DLA/PIP is for your bad days so don’t feel bad about applying. It can allow you to pay for things that help during times you feel like this - sending your ironing out, getting someone in to clean, paying for ready meals whatever it is that can help you conserve your limited energy (look up the spoons theory on the web - it’s helpful to explain how us MSers feel when we are like this) for things you have to do like go to work and enjoy your life!

Good luck with it all,

Max x

Oh, I’m sorry there is nothing on the horizon that will make things easier for you. In which case, you really will have to take some time off and concentrate on you for a change. My new line manager is very quick to spot when I am looking a bit peaky and she will send me home because she now knows that if I don’t give in I will make myself worse and then need more time off. You need to do the same …

We had a history teacher with arthritis in her feet and she did the bulk of her teaching sitting down (and still does, at her new school). When she had an assessment, a senior teacher gave her some feedback which included advice that it would be better if she stood up and moved around the classroom. She then informed him that she was riddled with pain and would be off for a couple of days at least if she tried that and he was most apologetic as he was fairly new and nobody had told him of this. He immediately backed down and said that was fine. She always got very good results and has recently been assessed by Ofsted as a ‘good’ teacher! You don’t have to do it all on your feet, especially when it’s going to do you more harm than good … What if your school got you a high perching stool for instance, so you could still be seen by most of the students? Would that help?

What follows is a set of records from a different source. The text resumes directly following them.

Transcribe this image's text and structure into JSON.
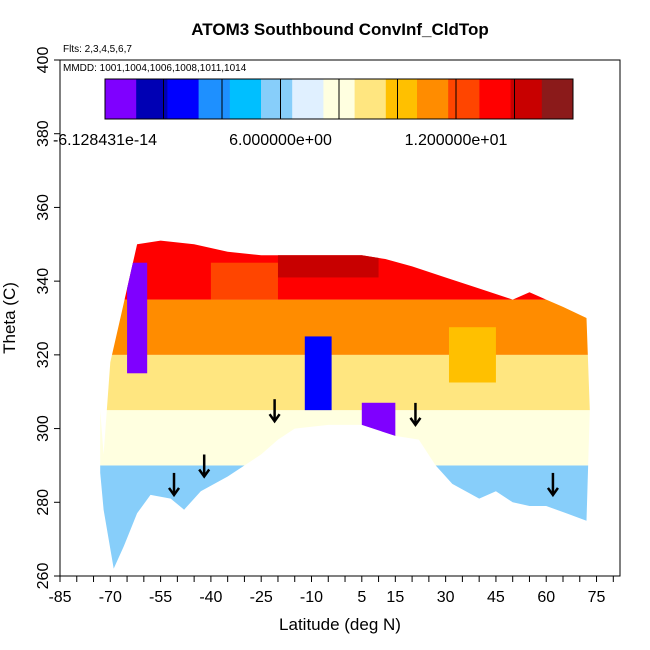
{
  "chart_data": {
    "type": "heatmap",
    "title": "ATOM3 Southbound ConvInf_CldTop",
    "annotations": [
      "Flts: 2,3,4,5,6,7",
      "MMDD: 1001,1004,1006,1008,1011,1014"
    ],
    "xlabel": "Latitude (deg N)",
    "ylabel": "Theta (C)",
    "xlim": [
      -85,
      82
    ],
    "ylim": [
      260,
      400
    ],
    "x_ticks": [
      -85,
      -70,
      -55,
      -40,
      -25,
      -10,
      5,
      15,
      30,
      45,
      60,
      75
    ],
    "y_ticks": [
      260,
      280,
      300,
      320,
      340,
      360,
      380,
      400
    ],
    "colorbar": {
      "min": -6.128431e-14,
      "max": 16,
      "tick_values": [
        -6.128431e-14,
        6,
        12
      ],
      "tick_labels": [
        "-6.128431e-14",
        "6.000000e+00",
        "1.200000e+01"
      ],
      "colors": [
        "#7f00ff",
        "#0000b4",
        "#0000ff",
        "#1e90ff",
        "#00bfff",
        "#87cefa",
        "#e0f0ff",
        "#ffffe0",
        "#ffe680",
        "#ffc000",
        "#ff8c00",
        "#ff4500",
        "#ff0000",
        "#c80000",
        "#8b1a1a"
      ]
    },
    "upper_boundary": [
      [
        -72,
        293
      ],
      [
        -70,
        318
      ],
      [
        -67,
        330
      ],
      [
        -64,
        342
      ],
      [
        -62,
        350
      ],
      [
        -55,
        351
      ],
      [
        -45,
        350
      ],
      [
        -35,
        348
      ],
      [
        -25,
        347
      ],
      [
        -15,
        347
      ],
      [
        -5,
        347
      ],
      [
        5,
        347
      ],
      [
        12,
        346
      ],
      [
        20,
        344
      ],
      [
        30,
        341
      ],
      [
        40,
        338
      ],
      [
        50,
        335
      ],
      [
        55,
        337
      ],
      [
        60,
        335
      ],
      [
        65,
        333
      ],
      [
        72,
        330
      ],
      [
        73,
        305
      ]
    ],
    "lower_boundary": [
      [
        -73,
        305
      ],
      [
        -73,
        288
      ],
      [
        -72,
        278
      ],
      [
        -69,
        262
      ],
      [
        -66,
        268
      ],
      [
        -62,
        277
      ],
      [
        -58,
        282
      ],
      [
        -52,
        281
      ],
      [
        -48,
        278
      ],
      [
        -43,
        283
      ],
      [
        -35,
        287
      ],
      [
        -25,
        293
      ],
      [
        -20,
        297
      ],
      [
        -15,
        300
      ],
      [
        -5,
        301
      ],
      [
        5,
        301
      ],
      [
        15,
        298
      ],
      [
        22,
        297
      ],
      [
        27,
        290
      ],
      [
        32,
        285
      ],
      [
        40,
        281
      ],
      [
        45,
        283
      ],
      [
        50,
        280
      ],
      [
        55,
        279
      ],
      [
        60,
        279
      ],
      [
        66,
        277
      ],
      [
        72,
        275
      ],
      [
        73,
        305
      ]
    ],
    "arrows": [
      [
        -51,
        282
      ],
      [
        -42,
        287
      ],
      [
        -21,
        302
      ],
      [
        21,
        301
      ],
      [
        62,
        282
      ]
    ],
    "value_bands": [
      {
        "theta_min": 260,
        "theta_max": 290,
        "value": 5.5
      },
      {
        "theta_min": 290,
        "theta_max": 305,
        "value": 7.5
      },
      {
        "theta_min": 305,
        "theta_max": 320,
        "value": 9.5
      },
      {
        "theta_min": 320,
        "theta_max": 335,
        "value": 11.0
      },
      {
        "theta_min": 335,
        "theta_max": 352,
        "value": 13.0
      }
    ],
    "features": [
      {
        "lat": -62,
        "theta": 330,
        "lat_span": 6,
        "theta_span": 30,
        "value": 0.5
      },
      {
        "lat": -8,
        "theta": 315,
        "lat_span": 8,
        "theta_span": 20,
        "value": 3.0
      },
      {
        "lat": 10,
        "theta": 302,
        "lat_span": 10,
        "theta_span": 10,
        "value": 0.2
      },
      {
        "lat": -5,
        "theta": 345,
        "lat_span": 30,
        "theta_span": 8,
        "value": 14.5
      },
      {
        "lat": -30,
        "theta": 340,
        "lat_span": 20,
        "theta_span": 10,
        "value": 12.5
      },
      {
        "lat": 38,
        "theta": 320,
        "lat_span": 14,
        "theta_span": 15,
        "value": 10.5
      }
    ]
  }
}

I hope you find some solutions soon. In the meantime, take some time off and look after yourself.

Take care

Tracey xx

I have a small table at the front that I sit on sometimes, and on particularly tired days I make the kids come to me (or help each other!).

I have been working on walking about a bit this morning, which is slow but doable if I don’t go mad. I am going to try tomorrow as I am bored to death (and feel horribly like I am somehow skiving whenever I am off). I have a lesson of music first thing (which is easier and I have support), and two classes are booked into the ICT room so I can sit for those. Not really sure about my year 9s but they are good kids. I may just have to be stubborn about sitting in lessons.

My current ideal would probably be to do mornings only but I don’t really know if they would do that, and longer term I want two full days so I get the rest of the week properly off.

I have emailed school to say I will come in but am not promising how I will cope all day and I guess they can decide whether they can manage that or would rather I didn’t go in at all. They have so far proved they will send me home if I find it too much part way through the day so I trust them - I wouldn’t risk it otherwise I don’t think.